元々イギリスにはケルト神話や民話、伝承などが息づいていて、多くのファンタジーもこれらを元に世界観が構築されている事が多く、そういう意味では同じく多神教で妖怪や怪談などの伝承が多い日本とよく似た風土を持っている国でもあります。

つまり、日本人には元々ファンタジーの世界を感覚的に受け入れやすい土壌があって、そんな日本で、(上記のような構造を持つ)「ハリー・ポッター」シリーズが日本で大ヒットしたのは、ある意味で必然だったと言えたのではないかと思ったりするんですね。
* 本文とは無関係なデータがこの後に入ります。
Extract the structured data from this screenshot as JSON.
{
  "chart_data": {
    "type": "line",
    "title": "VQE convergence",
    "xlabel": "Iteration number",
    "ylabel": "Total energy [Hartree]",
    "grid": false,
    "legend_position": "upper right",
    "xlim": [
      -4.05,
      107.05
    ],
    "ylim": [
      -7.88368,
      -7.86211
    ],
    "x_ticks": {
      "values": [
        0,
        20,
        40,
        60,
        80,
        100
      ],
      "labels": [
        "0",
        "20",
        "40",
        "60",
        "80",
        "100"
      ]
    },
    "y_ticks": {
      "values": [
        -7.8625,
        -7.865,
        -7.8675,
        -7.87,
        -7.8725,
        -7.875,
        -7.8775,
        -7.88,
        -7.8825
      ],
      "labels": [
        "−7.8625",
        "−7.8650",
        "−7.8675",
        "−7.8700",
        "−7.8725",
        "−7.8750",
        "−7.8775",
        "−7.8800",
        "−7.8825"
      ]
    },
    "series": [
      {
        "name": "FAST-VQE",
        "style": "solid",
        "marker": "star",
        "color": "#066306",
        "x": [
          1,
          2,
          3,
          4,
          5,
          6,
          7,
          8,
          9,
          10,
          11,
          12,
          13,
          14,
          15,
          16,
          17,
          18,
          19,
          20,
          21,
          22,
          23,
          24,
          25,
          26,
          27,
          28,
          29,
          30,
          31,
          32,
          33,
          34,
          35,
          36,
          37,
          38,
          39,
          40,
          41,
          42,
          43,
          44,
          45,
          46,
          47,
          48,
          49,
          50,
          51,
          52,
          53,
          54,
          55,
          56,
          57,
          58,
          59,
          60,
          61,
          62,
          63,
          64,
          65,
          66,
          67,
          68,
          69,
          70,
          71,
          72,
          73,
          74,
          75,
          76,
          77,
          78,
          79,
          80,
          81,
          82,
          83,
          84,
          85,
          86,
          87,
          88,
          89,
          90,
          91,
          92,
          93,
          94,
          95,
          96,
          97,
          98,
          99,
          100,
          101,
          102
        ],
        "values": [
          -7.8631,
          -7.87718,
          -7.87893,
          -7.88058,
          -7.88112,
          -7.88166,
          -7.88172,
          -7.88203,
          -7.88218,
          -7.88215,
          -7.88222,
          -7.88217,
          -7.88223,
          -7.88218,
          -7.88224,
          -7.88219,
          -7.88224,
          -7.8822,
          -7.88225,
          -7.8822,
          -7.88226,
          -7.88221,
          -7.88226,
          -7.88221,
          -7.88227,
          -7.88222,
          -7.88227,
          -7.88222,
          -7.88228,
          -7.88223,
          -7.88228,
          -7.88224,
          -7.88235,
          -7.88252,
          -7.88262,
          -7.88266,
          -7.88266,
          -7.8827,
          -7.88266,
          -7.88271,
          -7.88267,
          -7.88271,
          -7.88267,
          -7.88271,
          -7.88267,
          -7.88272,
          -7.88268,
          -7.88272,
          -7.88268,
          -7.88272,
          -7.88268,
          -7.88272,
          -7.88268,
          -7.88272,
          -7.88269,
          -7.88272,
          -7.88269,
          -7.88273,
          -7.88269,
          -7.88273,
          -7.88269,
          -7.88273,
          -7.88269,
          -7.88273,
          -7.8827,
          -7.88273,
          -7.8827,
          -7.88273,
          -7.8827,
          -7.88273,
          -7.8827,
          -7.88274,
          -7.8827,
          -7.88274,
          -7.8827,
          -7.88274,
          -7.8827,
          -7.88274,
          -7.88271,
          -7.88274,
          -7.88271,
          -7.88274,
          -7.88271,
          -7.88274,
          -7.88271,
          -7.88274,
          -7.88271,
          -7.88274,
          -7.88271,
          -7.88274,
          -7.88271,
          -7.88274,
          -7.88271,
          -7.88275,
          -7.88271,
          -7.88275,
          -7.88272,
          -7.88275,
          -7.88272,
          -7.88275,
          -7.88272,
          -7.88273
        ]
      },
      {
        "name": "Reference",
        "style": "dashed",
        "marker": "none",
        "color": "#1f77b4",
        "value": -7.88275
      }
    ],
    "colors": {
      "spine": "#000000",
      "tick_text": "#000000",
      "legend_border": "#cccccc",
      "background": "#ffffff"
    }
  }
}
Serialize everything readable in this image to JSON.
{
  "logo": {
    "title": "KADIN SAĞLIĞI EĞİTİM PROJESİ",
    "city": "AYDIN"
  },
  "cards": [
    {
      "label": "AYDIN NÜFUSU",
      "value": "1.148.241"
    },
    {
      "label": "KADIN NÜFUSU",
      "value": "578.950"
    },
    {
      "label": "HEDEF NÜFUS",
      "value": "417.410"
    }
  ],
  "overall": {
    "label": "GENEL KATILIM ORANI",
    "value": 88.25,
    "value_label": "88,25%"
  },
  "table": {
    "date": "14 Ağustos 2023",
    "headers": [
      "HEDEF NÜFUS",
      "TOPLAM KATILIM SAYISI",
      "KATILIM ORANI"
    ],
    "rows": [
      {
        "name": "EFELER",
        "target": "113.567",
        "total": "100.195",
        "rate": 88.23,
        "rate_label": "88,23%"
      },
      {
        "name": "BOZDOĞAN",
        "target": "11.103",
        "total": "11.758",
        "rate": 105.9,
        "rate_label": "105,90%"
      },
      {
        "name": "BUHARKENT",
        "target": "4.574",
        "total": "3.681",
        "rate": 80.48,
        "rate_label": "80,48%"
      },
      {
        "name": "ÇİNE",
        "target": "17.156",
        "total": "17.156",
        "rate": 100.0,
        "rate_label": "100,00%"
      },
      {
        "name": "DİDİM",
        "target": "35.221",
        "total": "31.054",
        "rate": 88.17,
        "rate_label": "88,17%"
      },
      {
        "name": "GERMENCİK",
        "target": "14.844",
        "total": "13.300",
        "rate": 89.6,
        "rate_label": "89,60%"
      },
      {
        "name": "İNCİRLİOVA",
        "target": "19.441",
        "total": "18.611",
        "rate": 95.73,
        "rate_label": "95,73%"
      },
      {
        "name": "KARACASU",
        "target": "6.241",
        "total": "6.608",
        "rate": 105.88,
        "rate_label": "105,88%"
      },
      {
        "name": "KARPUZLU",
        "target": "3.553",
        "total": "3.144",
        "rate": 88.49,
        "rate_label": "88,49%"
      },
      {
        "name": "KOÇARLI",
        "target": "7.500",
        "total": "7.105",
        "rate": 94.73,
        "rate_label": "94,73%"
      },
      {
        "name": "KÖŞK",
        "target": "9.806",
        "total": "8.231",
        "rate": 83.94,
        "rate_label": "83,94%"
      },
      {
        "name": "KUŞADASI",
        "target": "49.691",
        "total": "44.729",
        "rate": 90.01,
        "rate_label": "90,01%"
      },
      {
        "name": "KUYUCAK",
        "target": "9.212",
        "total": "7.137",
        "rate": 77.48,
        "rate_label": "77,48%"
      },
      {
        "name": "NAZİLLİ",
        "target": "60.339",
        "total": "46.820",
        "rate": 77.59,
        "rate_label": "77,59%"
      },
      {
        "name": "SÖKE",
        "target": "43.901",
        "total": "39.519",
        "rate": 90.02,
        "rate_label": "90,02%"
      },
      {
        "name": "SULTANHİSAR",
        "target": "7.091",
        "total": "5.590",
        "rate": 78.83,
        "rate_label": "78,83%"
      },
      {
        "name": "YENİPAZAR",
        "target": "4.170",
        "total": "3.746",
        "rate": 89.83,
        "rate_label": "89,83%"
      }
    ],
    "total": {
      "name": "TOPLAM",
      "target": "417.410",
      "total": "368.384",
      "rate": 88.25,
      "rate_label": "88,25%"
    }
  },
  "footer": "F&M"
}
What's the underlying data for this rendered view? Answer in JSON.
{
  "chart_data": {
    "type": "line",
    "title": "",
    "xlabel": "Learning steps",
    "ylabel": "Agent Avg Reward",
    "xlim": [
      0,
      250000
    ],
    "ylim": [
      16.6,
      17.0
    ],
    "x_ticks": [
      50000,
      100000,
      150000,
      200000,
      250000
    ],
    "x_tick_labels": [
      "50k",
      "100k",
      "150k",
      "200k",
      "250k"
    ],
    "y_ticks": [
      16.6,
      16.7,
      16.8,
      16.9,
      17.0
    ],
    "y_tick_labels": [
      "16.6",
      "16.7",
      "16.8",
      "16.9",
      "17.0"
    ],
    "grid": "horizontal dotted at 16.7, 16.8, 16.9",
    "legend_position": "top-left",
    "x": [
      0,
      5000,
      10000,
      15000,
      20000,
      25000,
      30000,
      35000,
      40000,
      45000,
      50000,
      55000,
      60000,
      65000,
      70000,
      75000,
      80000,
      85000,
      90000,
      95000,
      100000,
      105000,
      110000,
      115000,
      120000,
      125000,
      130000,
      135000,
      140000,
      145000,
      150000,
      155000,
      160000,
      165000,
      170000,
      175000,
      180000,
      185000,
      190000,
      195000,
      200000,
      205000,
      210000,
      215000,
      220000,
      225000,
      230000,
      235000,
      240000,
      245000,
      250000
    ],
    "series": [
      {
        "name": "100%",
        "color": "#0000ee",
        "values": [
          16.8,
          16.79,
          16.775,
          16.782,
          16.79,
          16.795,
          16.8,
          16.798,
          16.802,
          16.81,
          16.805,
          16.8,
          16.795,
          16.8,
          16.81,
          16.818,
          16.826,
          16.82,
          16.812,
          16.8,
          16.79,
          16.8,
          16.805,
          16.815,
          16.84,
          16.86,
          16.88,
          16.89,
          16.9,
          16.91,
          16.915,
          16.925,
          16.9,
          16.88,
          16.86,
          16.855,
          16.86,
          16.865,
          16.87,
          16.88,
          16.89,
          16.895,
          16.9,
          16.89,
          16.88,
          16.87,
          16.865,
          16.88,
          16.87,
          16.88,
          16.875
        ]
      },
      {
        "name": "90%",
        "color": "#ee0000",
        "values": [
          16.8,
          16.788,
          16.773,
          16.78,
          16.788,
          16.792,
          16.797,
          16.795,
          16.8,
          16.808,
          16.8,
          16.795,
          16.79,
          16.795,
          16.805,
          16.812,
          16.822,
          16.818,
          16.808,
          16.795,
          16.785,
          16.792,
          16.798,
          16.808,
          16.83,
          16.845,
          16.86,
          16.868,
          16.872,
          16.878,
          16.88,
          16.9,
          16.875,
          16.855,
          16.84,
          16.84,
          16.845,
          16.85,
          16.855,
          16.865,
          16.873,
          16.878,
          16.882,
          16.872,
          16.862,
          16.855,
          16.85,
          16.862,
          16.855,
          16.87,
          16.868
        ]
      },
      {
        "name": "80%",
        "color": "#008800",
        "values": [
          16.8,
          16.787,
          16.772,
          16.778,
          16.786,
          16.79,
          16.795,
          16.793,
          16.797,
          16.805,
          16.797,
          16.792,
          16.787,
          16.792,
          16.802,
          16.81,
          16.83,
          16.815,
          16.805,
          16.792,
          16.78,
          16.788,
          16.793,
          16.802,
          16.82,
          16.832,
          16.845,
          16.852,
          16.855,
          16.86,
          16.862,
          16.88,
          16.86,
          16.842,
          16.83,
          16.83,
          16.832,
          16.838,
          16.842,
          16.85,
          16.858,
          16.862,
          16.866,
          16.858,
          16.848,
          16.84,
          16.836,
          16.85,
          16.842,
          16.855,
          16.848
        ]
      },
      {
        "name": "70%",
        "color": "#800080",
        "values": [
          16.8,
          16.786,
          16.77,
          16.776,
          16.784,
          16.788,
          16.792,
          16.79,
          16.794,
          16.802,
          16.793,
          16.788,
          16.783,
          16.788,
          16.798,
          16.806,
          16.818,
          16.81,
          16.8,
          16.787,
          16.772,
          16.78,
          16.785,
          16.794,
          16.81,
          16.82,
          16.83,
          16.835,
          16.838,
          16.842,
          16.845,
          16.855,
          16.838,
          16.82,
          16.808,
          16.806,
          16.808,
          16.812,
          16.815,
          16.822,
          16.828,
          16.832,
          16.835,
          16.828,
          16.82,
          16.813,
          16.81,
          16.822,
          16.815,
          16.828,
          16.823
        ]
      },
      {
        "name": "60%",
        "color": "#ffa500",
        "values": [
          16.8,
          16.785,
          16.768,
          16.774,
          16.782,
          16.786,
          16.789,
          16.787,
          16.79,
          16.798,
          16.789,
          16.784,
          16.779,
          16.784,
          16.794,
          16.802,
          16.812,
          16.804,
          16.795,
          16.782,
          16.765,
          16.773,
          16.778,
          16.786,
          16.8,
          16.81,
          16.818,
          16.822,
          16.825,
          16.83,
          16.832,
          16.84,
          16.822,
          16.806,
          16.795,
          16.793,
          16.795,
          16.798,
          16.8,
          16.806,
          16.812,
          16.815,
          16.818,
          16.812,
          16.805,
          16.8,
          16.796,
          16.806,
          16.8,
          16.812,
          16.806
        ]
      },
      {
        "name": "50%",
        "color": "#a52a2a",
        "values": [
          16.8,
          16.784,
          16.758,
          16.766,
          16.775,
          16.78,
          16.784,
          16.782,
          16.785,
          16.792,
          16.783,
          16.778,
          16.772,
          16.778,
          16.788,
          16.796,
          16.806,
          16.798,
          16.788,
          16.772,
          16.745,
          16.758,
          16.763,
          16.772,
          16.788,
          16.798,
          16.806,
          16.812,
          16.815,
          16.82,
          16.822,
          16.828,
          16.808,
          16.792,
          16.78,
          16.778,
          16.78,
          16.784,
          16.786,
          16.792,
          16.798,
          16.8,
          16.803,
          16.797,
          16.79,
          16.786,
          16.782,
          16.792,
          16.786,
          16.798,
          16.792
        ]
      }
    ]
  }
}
もちろん物語自体の面白さや、翻訳の見事さもあっての大ヒットなのは大前提ですが、色々な出会いと熱意に恵まれて日本にやってきて、多くの人に愛されている「ハリー・ポッター」シリーズを読んだ少年少女や、これから「ハリー・ポッター」に出会う子供達が、将来、日本発の新しいファンタジー作品を世界に送り出す日が来たら素敵だなと思う次第です。